The southern continent by contrast shows the beneficial effect of the Thread eating grubs. Over 25 centuries the lowlands have become extensively wooded.
Judging by the rate Pernese get through meat rolls(7), they eat more meat than did people in medieval Europe. And then there are those herdbeast devouring dragons! Herdbeasts may be easier to protect from Thread than grain, but it is not efficient land use. Anyway, this means the ARABLE:PASTURE ratio needs to be adjusted.
DLG has 15-20% arable land. I think this too high, but I've kept it on the spreadsheet.
At the time of the 1505 Plague there are several complaints from the Healers that the Lord Holders have been overcrowding their Major Holds, thereby facilitating the spread of disease. Why should they do so? I can only think that as this is during Threadfall they do not want to go to the expense of building Threadproof buildings.
During Threadfall there might well be a clustering of population around the major Holds with their cave systems and guaranteed Weyr/groundcrew protection, and perhaps around places where slate as thread-proof roofing is available, so I've set FARMLAND at 150%. Remember that as the Major Holds are near mountains FARMLAND cannot approach it's maximum (CLANDUSE = 100%).
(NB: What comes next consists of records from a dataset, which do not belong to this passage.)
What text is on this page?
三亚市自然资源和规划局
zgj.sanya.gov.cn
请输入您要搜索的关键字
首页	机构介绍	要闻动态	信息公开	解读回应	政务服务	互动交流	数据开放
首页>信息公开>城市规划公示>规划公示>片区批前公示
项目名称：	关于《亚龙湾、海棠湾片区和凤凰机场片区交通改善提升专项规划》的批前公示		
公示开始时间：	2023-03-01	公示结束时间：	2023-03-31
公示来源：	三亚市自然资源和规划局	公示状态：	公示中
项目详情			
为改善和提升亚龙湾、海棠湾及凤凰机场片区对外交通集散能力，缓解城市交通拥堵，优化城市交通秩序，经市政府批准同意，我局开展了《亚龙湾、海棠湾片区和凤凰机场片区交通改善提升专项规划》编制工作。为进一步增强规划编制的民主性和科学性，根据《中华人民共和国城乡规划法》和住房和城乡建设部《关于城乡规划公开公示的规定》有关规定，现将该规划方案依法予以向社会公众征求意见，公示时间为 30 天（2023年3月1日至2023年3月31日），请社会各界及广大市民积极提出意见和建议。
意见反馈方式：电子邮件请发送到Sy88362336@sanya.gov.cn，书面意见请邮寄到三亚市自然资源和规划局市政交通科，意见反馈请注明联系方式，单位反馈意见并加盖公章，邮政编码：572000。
Pern has lost a great deal of its original technology, but for food production I think some skills above the Earth medieval will have survived. There is also a certain amount of central planning and research. I've therefore applied a 0.3 MARGIN.
While in Dragonflight the Lord Holders are in revolt over tithes this has to be more politics than hardship as they subsequently prove able to feed six Weyrs without complaint.
Pern has a monetary system that resembles that of medieval Europe but uses wooden coins; for the problems this generates see Bargaining for bubbly pies.
6th Pass Pern: Nerilka says Western Pern was more densely populated than the East. Moreta (Ch1) thinks the Six Weyrs are 'hard-pressed' and Weyrleaders are concerned about the 'creeping expansion of the hold populations'. It thus seems likely that the 6th Pass population was below that of 9th Pass before the Plague but not by much. Certainly the countryside seems well populated.
For 9th Pass Pern Dragonlover's Guide gives 4-5 million. The spreadsheet cannot reconcile this with the DLG land use figure; it thinks land use for 4.5 million would be about 12% for ARABLE+PASTURE.
To achieve maximum population as required for 9th Pass, you can:
1) Increase the population to 12 million.
2) Decrease ARABLE+PASTURE to 12%.
3) Mess about with things you shouldn't touch like FARMFUDGE.
4) Shrink the planet!
URBAN at 1% gives the correct CITYPOP: 6 Weyrs @ 5,000, 15 Major Holds/Crafthalls @ 1,000. This is too low, and accounts for Pern's slowly declining technology.
The spreadsheet only allows for one size of sub-1,000 settlement, but it can be used to find data for two sizes:
Assume a cot has 7 inhabitants and a minor hold 400. If there are say six cots to every minor hold then there will be about 680 minor holds in each Major Hold Area. VILGAP for minor holds is then set for (7*6+400), and is 2.46 miles. VILGAP for cots is 0.3 miles. Cots use about 35 acres on average, higher than proposed by DLG due perhaps to the greater amount of pasture land.
If you don't like 'my' Pern you can always make your own!
You might think my minor hold:cot ratio is wrong, or the number of minor holds, in which case play around with VILGAP to get the combined VILSIZE you want.
If you think Famine should be giving Pestilence a hand now and then, reduce MARGIN.
If you believe Pern should be Earthlike in density, distances are *4 and so area is *16.